[This article has been published in Asia Times Online in a slightly modified form on 17 Nov, 2012. You will find the piece here: “Indian Liberalism has a Rough Week.” And strangely, after almost about a month and a half, another version (similar to this blog piece) was published in The New Delhi Post with some editorial oversight regarding spelling etc. You will find the link here: “Our Liberalism. “]
One more piece on the Naipaul-Karnad fracas? Hasn’t enough been already said and positions taken? Certainly, most of the things that needed to be said have already been said. My modest purpose here is to draw attention to the fact that the debate has mostly been conducted within the rubric of secularism in India and its discontents. A second related purpose is to illustrate the problems associated with such a position.
While watching televised debates on three prominent television channels and reading the opinion pieces, I had this question in mind: why is the whole issue reduced to a debate about Indian secularism? The host of one of the television programs explained that such an explanatory framework was provided by Naipaul himself when he responded to Girish Karnad’s offensive as a problem of Indian secularism and its rigid principles. Still the question remains: why is this affair perceived and conducted as a debate about secularism? Is it the myopia that does not allow Indian intellectuals to think beyond secularism when Muslims are dragged into any controversy? Or, is it a deliberate effort to invoke secularism as the yardstick to judge Muslim deviance from what the standards of a liberal polity should be? In either sense, the debate has been allowed to be co-opted by the state because in India, like in the western countries, the state is the ultimate arbiter of secularism.
In a 2007 piece in New York Times, “Liberalism and Secularism: One and the Same”, literary critic and theorist, Stanley Fish offers a critique of such a state-centric view of liberalism, when he writes: “It is a form of political organization that is militantly secular and incapable, by definition, of seeing the strong claim of religion – the claim to be in possession of a truth all should acknowledge – as anything but an expression of unreasonableness and irrationality.”
Although Stanley Fish would not like to make a distinction between liberalism and secularism, for me, the Naipaul-Karnad debate is not so much about secularism but liberalism. At the core of Indian liberalism, in the championing of the rights of minorities, especially Muslims, one could always sense a discomfort about Muslims’ zeal for religion. The defense of Anil Dharker – the director of Mumbai Literature Festival – that he has supported Muslims in Gujarat riots cases despite Muslim history of rape and rapine in India is the typical liberal position in India: we know that Muslims have a tainted history; Muslims are potentially communal; Muslims are always on a short fuse; Muslims are disloyal but we still support these guys. We support them because we are liberals. In this liberal position, more emphasis is laid on the liberal self or on the one who espouses liberalism than on the one for whom liberal ideals are being upheld. In India, liberalism is more of a performance than a commitment to the other, who in this case, is a Muslim. That is because the object of liberal subject’s pathos and empathy is capable of extremism himself/herself. That is why our liberals are always looking over their shoulders for fear of being stabbed at their back. The Naipaul-Karnad controversy points to a liberalism of a particular kind that is, as again Fish reminds us, closed-minded “with respect to religions that do not honor the line between the secular and the sacred…” And liberalism can be defined only through this separation and in no other way, even in a country like India where the state is supposed to be tolerant of all religions.

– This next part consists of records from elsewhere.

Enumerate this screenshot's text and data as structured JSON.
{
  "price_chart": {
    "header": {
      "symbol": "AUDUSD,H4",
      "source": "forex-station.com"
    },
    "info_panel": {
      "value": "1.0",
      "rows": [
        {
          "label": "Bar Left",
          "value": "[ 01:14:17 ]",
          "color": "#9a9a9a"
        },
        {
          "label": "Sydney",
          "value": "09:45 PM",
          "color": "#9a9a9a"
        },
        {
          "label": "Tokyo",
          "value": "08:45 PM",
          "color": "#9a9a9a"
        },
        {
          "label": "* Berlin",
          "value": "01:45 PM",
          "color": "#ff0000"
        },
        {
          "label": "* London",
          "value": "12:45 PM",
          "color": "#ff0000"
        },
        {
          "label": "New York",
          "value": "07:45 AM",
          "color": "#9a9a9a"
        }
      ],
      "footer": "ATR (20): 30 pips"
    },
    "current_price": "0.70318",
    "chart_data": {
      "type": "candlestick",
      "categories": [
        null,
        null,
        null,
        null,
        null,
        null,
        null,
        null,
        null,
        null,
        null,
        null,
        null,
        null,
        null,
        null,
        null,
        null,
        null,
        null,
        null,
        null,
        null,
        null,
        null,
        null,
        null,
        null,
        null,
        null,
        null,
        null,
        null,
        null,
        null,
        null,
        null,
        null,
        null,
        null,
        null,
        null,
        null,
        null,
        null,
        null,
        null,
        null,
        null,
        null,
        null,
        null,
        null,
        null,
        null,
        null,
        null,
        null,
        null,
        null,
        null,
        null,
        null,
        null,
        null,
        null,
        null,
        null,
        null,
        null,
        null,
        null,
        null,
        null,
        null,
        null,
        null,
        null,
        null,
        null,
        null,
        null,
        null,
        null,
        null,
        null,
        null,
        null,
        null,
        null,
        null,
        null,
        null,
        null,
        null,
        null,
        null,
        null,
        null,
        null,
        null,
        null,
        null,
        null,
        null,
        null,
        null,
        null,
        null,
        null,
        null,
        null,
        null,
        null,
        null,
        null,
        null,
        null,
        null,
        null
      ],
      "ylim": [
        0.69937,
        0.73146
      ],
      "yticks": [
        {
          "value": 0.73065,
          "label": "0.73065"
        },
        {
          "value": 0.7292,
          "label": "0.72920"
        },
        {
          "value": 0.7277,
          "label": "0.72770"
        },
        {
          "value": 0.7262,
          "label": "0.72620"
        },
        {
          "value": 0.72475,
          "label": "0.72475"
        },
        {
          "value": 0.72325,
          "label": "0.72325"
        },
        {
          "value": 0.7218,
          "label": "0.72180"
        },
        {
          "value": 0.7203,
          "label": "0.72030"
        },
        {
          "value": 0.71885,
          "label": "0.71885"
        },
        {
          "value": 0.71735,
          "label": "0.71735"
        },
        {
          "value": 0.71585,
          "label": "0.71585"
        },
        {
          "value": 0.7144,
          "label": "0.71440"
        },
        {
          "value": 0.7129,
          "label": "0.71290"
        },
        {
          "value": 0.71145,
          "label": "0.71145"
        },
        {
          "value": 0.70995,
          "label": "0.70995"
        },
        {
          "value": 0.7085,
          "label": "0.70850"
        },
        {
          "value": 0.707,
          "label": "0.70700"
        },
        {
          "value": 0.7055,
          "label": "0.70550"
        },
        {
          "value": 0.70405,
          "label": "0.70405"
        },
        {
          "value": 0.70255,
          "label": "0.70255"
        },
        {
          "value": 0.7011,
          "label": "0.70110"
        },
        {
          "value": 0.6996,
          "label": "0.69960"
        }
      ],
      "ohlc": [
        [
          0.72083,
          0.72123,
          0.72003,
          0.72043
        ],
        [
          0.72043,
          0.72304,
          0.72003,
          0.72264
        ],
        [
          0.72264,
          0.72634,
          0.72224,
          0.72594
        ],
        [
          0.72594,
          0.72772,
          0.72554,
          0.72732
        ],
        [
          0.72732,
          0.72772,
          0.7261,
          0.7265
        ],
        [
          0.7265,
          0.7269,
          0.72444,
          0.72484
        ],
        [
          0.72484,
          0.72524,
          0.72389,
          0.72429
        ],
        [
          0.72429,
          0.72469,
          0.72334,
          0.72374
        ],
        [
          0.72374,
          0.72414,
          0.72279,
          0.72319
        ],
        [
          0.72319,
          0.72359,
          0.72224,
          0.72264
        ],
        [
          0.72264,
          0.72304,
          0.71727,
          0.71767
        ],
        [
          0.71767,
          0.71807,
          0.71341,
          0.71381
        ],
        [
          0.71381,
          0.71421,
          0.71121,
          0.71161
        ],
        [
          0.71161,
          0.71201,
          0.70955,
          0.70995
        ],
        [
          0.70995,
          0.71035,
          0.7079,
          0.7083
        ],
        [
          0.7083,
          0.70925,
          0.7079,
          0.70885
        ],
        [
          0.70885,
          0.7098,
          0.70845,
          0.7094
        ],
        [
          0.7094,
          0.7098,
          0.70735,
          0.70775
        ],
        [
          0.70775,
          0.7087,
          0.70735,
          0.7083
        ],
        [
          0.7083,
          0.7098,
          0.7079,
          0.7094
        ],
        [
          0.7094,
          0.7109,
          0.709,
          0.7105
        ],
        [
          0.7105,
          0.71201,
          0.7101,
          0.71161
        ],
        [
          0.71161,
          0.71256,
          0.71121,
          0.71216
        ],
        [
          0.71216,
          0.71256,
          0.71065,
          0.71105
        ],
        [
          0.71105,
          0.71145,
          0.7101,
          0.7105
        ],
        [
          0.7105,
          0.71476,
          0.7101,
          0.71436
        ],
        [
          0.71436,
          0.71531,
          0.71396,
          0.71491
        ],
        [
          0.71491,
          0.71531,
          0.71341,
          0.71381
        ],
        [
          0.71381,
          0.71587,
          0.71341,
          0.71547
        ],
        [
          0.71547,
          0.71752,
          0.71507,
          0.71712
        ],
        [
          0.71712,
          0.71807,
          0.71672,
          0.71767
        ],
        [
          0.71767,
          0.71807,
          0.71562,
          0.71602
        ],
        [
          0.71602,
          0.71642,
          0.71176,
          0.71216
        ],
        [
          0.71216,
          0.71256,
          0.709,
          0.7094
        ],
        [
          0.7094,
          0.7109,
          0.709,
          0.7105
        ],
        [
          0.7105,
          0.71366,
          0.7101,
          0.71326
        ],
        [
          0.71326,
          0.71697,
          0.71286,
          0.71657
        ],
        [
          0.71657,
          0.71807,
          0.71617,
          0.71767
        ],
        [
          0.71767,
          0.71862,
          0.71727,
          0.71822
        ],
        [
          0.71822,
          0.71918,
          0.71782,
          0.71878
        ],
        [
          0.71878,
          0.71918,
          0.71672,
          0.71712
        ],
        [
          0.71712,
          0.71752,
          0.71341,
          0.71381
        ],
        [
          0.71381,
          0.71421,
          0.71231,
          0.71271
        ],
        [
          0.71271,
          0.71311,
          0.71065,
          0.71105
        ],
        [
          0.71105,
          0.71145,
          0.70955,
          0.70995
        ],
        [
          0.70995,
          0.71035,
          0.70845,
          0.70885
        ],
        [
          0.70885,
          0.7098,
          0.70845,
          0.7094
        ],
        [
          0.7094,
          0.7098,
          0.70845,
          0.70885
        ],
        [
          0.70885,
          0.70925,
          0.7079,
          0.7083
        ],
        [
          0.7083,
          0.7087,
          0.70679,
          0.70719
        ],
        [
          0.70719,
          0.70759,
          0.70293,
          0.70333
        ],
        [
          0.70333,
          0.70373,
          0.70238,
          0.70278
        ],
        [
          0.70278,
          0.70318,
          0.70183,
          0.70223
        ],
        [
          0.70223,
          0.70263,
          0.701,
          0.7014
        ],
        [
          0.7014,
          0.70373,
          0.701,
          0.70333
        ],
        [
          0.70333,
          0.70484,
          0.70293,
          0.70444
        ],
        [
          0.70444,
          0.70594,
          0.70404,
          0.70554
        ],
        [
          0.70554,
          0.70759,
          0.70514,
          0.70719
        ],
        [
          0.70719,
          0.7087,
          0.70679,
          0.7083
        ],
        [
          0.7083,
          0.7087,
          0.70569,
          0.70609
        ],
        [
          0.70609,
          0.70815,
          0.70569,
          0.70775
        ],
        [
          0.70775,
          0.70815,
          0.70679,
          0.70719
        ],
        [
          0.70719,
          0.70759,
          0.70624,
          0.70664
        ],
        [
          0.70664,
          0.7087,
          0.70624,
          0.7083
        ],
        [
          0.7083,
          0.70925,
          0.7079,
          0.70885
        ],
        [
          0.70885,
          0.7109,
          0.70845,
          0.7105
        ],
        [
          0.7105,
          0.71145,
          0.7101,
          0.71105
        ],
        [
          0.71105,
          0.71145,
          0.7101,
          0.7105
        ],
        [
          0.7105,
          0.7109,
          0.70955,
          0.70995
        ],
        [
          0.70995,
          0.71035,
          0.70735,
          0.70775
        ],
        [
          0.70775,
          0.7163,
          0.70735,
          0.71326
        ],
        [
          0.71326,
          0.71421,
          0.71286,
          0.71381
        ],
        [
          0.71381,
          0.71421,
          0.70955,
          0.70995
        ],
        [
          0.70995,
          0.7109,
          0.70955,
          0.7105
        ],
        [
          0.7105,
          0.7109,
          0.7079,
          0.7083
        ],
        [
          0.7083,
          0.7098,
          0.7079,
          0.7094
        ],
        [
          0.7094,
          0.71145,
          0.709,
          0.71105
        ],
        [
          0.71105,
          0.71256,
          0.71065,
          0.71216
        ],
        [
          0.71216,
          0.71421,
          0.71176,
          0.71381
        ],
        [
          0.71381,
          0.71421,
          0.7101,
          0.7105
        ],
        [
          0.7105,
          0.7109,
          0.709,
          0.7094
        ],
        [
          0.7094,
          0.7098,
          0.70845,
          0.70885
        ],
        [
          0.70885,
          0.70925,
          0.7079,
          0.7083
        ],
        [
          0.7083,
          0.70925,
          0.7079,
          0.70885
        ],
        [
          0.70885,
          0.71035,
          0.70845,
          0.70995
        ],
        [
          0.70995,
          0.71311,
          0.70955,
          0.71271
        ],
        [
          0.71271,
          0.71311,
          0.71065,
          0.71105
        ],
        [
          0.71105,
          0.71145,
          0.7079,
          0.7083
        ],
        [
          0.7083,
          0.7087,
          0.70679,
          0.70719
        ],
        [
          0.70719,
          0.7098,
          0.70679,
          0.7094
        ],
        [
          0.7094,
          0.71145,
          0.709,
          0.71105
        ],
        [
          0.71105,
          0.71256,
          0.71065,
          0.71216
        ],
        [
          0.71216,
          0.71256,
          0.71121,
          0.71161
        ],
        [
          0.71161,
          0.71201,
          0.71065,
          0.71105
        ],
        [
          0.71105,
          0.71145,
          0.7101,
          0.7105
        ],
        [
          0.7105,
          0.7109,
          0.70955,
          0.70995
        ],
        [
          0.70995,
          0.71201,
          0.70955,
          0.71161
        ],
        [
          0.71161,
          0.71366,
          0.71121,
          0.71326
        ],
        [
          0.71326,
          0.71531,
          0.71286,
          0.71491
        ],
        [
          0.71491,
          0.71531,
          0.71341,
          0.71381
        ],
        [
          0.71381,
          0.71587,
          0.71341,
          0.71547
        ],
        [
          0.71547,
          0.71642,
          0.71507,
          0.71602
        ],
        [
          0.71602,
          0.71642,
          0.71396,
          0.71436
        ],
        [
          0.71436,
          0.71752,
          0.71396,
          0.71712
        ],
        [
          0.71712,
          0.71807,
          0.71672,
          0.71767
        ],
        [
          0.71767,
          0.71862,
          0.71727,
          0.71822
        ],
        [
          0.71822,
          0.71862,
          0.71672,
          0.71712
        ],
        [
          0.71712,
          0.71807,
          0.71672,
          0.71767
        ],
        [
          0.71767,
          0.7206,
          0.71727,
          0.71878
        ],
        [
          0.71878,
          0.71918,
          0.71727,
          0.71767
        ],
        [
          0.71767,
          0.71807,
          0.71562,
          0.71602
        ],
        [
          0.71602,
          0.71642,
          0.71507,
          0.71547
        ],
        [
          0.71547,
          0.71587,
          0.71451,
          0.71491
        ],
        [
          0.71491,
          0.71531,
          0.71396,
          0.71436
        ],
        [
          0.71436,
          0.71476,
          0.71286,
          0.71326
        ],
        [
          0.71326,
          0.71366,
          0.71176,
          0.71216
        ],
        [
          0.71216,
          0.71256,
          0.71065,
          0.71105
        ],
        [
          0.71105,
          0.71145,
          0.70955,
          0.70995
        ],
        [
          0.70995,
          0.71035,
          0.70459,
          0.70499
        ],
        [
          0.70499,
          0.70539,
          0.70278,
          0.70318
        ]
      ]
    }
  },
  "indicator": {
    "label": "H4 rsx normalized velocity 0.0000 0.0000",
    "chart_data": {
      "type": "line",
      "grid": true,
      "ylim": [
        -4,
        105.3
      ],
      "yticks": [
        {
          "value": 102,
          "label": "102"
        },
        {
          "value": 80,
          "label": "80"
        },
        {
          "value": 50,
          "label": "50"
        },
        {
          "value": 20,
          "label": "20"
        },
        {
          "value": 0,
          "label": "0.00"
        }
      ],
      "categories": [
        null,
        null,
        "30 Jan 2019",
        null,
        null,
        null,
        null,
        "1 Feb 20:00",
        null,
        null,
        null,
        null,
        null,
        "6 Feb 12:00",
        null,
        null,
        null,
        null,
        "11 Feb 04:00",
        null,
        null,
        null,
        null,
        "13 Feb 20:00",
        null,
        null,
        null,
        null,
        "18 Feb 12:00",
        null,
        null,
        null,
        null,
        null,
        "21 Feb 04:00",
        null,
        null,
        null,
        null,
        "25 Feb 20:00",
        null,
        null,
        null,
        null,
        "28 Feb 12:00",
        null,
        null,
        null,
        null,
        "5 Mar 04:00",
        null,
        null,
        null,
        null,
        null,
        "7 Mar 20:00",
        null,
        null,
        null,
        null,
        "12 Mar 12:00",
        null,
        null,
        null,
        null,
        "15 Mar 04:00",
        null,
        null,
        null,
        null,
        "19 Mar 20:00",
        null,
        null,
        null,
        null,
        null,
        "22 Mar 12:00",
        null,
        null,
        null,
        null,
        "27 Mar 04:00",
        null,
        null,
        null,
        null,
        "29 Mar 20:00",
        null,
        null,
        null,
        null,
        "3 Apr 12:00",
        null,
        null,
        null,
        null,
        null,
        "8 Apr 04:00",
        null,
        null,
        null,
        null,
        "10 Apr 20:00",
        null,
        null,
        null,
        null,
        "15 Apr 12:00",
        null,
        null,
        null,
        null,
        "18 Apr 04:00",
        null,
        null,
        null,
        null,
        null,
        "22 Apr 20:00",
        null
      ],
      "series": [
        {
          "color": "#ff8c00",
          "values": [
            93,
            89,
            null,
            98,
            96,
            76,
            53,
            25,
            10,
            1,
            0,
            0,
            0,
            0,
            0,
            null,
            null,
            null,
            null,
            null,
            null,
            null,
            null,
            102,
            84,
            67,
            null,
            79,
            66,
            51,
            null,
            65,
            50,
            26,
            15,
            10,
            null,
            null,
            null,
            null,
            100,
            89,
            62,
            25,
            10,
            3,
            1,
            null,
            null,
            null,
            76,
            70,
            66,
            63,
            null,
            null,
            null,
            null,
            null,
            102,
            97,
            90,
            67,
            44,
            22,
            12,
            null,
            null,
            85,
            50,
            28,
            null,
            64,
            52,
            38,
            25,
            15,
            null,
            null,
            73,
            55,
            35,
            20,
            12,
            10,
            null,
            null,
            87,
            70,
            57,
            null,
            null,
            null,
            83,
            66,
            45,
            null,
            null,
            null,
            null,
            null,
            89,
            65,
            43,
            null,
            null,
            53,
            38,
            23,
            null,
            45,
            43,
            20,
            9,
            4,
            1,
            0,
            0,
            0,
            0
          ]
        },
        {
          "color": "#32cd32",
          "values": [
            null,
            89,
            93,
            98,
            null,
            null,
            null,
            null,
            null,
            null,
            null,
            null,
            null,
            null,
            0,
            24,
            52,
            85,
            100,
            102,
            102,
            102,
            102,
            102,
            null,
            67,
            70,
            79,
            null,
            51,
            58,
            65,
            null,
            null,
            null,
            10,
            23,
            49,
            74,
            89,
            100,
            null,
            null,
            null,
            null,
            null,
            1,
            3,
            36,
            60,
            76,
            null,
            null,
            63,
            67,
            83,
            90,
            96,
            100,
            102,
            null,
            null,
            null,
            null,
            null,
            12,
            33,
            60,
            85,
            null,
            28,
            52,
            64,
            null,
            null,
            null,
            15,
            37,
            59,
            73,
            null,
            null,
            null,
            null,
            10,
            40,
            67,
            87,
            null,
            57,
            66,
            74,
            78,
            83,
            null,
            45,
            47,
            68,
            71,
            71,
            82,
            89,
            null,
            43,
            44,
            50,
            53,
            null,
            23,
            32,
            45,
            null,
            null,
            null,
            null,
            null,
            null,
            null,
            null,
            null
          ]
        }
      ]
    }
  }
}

In a televised debate, when the playwright, Mahesh Dattani asks, ‘Are we truly secular?’ he is actually asking: ‘Are we truly liberal?’ He seems to hit the nail on its head. A truly liberal position does not have to reduce every argument about Muslims to an argument about secularism. That’s a statist position. Every Muslim is also a human being, as much as a Hindu, a Buddhist, a Christian, or a Sikh is. A truly liberal position should have treated Naipaul’s politics as an attack on human beings and Karnad’s position as an attempt to salvage the human and not just as an incidental defense of secularism.
Naipaul’s retort that Indian secularism is always defined vis-a-vis Muslims is not quite the point. Rather, in the broadest sense, this controversy is directly about Indian liberalism and indirectly about Indian nationalism. We must remember historian Gyan Pandey’s contention that Indian Muslims constituted – and continues to constitute – Indian nationalism by becoming the boundary where the claim of being ‘naturally’ Indian is fought. When our liberal thinkers and intellectuals agree that we must accept that Muslims came as invaders and marauders, they are merely re-invoking the boundary line. Because Indian Muslims have a tainted history as invaders and because of their religious zeal, they cannot be sufficiently secular, and by implication, Indian. In a way, our liberals are fighting a losing battle!